New Jersey homeowners insurance legislation results from report outcomes

Homeowners insurance New Jersey

A lawmaker in the state has now introduced a bill to stop premiums from skyrocketing after one claim.

A recent homeowners insurance study brought to light a certain issue with regards to the significant raising of premiums for New Jersey customers after they had made one claim on their policies.

The report showed that this issue was present across the country, but New Jersey took this to heart.

The results were reflected in an data analysis that determined that after one homeowners insurance claim had been made in 2014, the average premium increase in the United States was 9 percent. In New Jersey, the increase was lower than the average, but was still significant, at 5.7 percent. These figures were calculated based on data from six large insurers, based on a claim for $2,000.

A homeowners insurance company spokesperson was careful to point out that this doesn’t mean that every claim boosts premiums.

Homeowners insurance New JerseyState Farm spokesperson in New Jersey, Dave Phillips, stated that the research that was conducted should not make consumers believe that just because they make a claim, they will see their premiums rise. He said that “One claim in it of itself doesn’t necessarily mean you’re going to see a rate increase.”

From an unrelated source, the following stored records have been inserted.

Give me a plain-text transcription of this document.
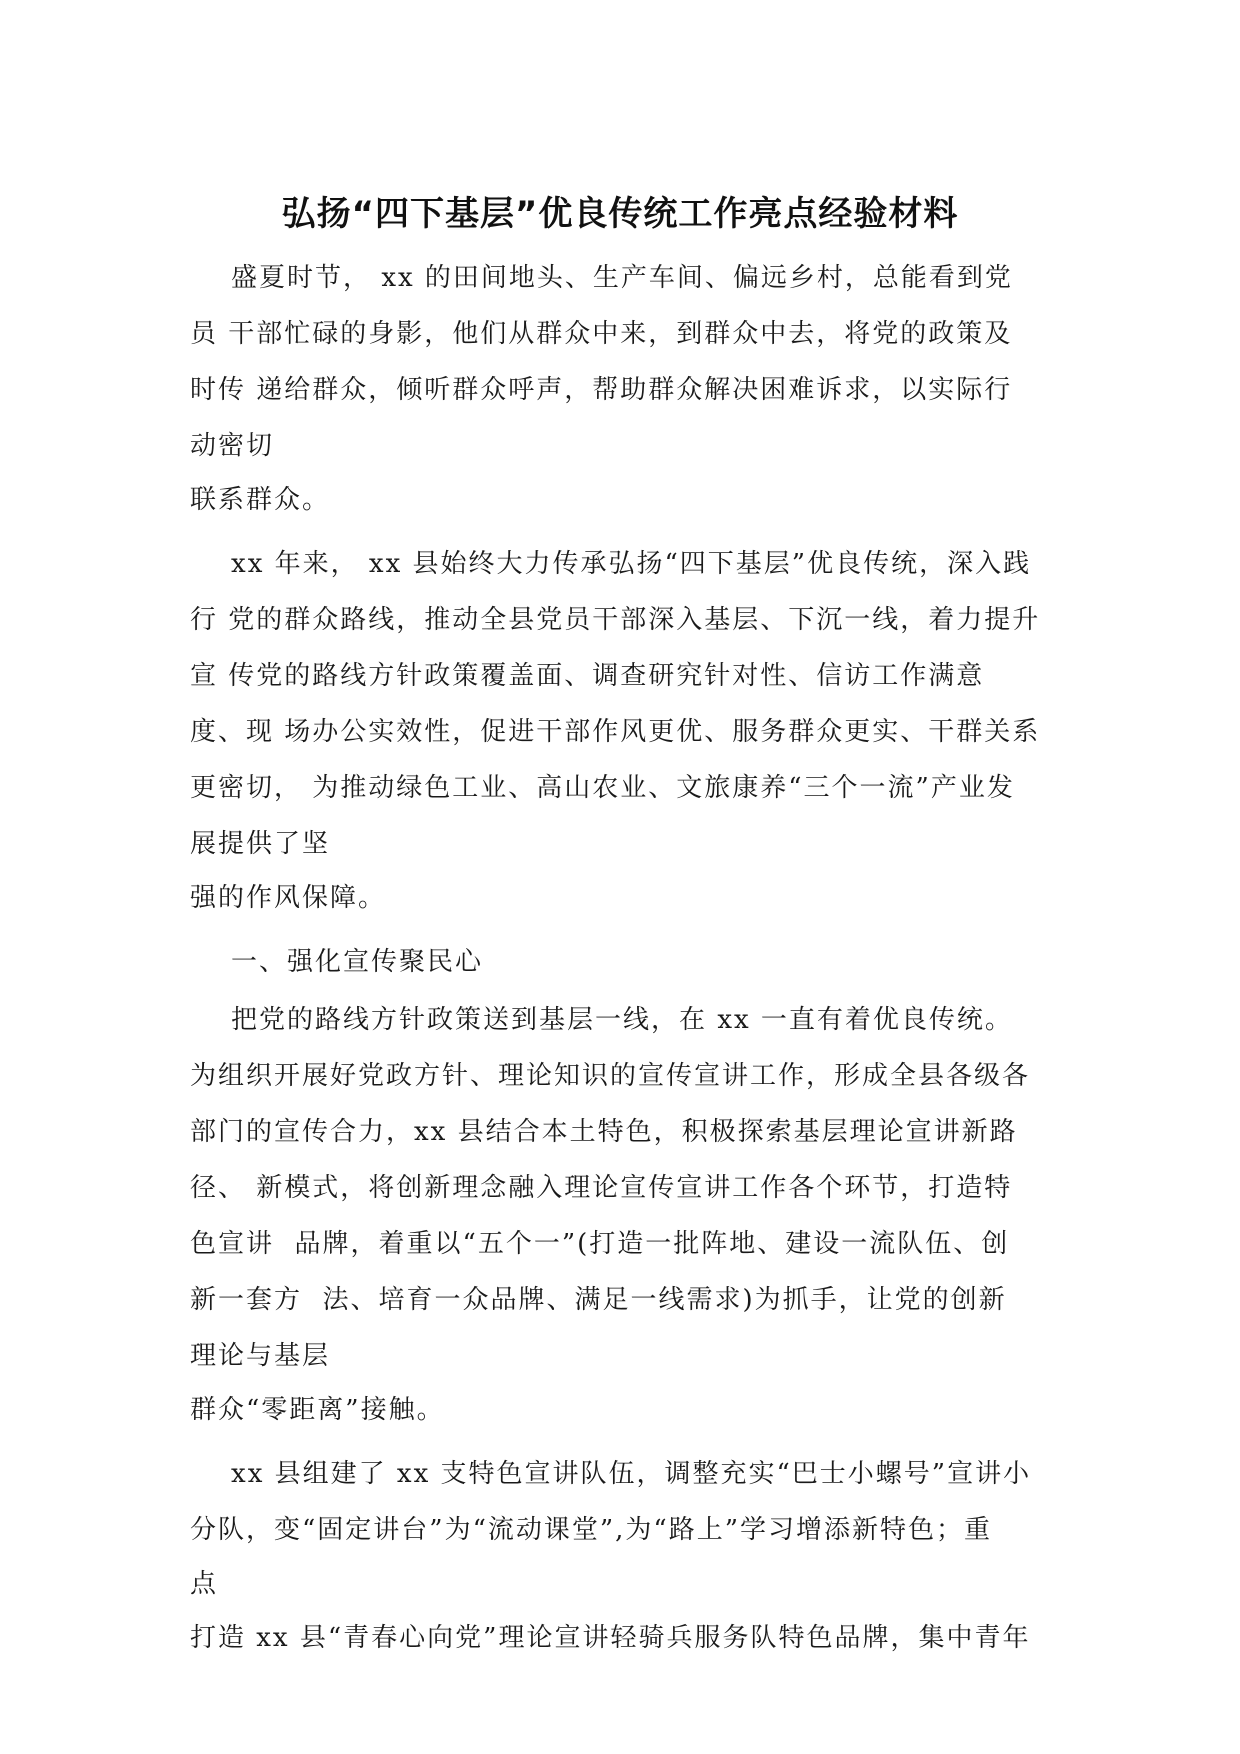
弘扬“四下基层”优良传统工作亮点经验材料

盛夏时节， xx 的田间地头、生产车间、偏远乡村，总能看到党

员 干部忙碌的身影，他们从群众中来，到群众中去，将党的政策及

时传 递给群众，倾听群众呼声，帮助群众解决困难诉求，以实际行

动密切

联系群众。

xx 年来， xx 县始终大力传承弘扬“四下基层”优良传统，深入践

行 党的群众路线，推动全县党员干部深入基层、下沉一线，着力提升

宣 传党的路线方针政策覆盖面、调查研究针对性、信访工作满意

度、现 场办公实效性，促进干部作风更优、服务群众更实、干群关系

更密切， 为推动绿色工业、高山农业、文旅康养“三个一流”产业发

展提供了坚

强的作风保障。

一、强化宣传聚民心

把党的路线方针政策送到基层一线，在 xx 一直有着优良传统。

为组织开展好党政方针、理论知识的宣传宣讲工作，形成全县各级各

部门的宣传合力，xx 县结合本土特色，积极探索基层理论宣讲新路

径、 新模式，将创新理念融入理论宣传宣讲工作各个环节，打造特

色宣讲  品牌，着重以“五个一”(打造一批阵地、建设一流队伍、创

新一套方  法、培育一众品牌、满足一线需求)为抓手，让党的创新

理论与基层

群众“零距离”接触。

xx 县组建了 xx 支特色宣讲队伍，调整充实“巴士小螺号”宣讲小

分队，变“固定讲台”为“流动课堂”,为“路上”学习增添新特色；重

点

打造 xx 县“青春心向党”理论宣讲轻骑兵服务队特色品牌，集中青年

Phillips went on to explain that “If the claim itself warranted further repairs that may need to be done, or exposed more risk as a result of the loss they filed, there could be a consideration of increasing their premium.”

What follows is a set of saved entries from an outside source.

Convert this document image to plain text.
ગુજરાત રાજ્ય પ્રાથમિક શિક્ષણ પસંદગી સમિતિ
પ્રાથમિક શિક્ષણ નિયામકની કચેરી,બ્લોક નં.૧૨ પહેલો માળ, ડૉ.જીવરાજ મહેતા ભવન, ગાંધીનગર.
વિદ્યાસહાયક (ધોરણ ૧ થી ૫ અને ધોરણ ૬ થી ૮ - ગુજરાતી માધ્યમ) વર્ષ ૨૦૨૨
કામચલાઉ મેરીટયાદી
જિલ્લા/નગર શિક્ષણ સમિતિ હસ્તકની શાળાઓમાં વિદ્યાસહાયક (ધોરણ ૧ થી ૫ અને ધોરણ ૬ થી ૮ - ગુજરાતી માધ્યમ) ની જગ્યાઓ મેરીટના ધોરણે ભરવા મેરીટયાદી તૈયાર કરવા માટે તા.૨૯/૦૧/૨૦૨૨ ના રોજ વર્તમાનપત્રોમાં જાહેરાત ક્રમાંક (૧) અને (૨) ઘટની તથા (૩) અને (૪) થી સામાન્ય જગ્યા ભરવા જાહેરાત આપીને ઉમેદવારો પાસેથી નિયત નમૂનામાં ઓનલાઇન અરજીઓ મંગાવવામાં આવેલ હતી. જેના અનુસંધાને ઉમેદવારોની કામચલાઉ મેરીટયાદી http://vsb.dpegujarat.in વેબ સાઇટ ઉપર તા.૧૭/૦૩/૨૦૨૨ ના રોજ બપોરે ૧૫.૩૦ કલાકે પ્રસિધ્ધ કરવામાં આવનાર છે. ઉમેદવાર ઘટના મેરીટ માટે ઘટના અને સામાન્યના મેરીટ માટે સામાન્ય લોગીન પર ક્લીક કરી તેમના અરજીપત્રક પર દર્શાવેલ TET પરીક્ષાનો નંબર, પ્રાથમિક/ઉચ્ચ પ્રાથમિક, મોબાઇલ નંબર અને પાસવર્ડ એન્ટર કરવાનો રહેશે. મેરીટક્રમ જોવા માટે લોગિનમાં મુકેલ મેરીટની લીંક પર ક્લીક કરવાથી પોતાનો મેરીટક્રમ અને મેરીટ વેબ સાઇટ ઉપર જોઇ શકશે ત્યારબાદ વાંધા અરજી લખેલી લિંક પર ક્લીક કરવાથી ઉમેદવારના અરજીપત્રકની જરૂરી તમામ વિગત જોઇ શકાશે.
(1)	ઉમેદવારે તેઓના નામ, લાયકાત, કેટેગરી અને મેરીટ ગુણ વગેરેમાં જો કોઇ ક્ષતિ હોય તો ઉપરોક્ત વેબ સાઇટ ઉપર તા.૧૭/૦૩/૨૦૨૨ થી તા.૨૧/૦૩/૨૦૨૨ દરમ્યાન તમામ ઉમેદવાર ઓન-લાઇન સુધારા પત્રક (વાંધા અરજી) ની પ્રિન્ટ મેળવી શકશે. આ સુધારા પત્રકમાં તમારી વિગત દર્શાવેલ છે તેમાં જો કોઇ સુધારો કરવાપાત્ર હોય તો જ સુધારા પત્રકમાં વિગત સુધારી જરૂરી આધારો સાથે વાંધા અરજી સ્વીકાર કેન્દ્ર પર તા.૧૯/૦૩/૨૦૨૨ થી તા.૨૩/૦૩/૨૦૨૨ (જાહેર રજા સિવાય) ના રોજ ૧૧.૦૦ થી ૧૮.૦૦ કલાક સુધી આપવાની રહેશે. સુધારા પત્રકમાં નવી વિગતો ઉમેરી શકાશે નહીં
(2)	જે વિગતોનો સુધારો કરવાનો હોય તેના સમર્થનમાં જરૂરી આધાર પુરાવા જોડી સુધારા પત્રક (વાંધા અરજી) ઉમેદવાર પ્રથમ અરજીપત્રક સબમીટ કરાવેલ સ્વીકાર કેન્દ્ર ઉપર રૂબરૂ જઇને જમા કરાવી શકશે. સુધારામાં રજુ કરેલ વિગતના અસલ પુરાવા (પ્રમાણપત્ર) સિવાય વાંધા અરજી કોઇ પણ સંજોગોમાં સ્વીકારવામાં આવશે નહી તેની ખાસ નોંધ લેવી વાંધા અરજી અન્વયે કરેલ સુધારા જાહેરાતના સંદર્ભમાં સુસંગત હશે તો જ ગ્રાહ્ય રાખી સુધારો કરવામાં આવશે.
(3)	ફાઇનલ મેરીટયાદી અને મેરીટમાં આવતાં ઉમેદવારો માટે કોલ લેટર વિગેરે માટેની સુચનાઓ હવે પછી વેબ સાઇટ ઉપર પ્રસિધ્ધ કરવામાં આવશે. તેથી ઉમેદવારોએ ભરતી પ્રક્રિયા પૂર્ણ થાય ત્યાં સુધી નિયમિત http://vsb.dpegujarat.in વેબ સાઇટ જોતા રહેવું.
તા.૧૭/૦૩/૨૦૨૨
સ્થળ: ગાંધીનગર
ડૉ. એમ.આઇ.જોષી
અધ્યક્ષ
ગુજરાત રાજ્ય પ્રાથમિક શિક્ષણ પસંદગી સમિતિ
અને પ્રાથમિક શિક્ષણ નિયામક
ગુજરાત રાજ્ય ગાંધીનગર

That said, the practice among home insurance companies was significant enough that N.J. Assemblyman Tim Eustace (D-Paramus) felt that it merited a new bill. Should this legislation pass, it would require insurance companies that increase a policyholder’s premiums after one claim to face a penalty as high as $25,000.

Assemblyman Eustace issued a press release about the insurance bill and explained that the current practices are “incredibly unfair.” He went on to ask “Why should consumers be punished for filing a claim when that is what they paid for?”

That said, not everyone is in favor of the changes proposed under this homeowners insurance bill, as the president of the Insurance Council of New Jersey, Christine O’Brian said that the study that prompted the legislation does not necessarily indicate a problem occurring “across-the-board”, and that there are many different components to a rate calculation.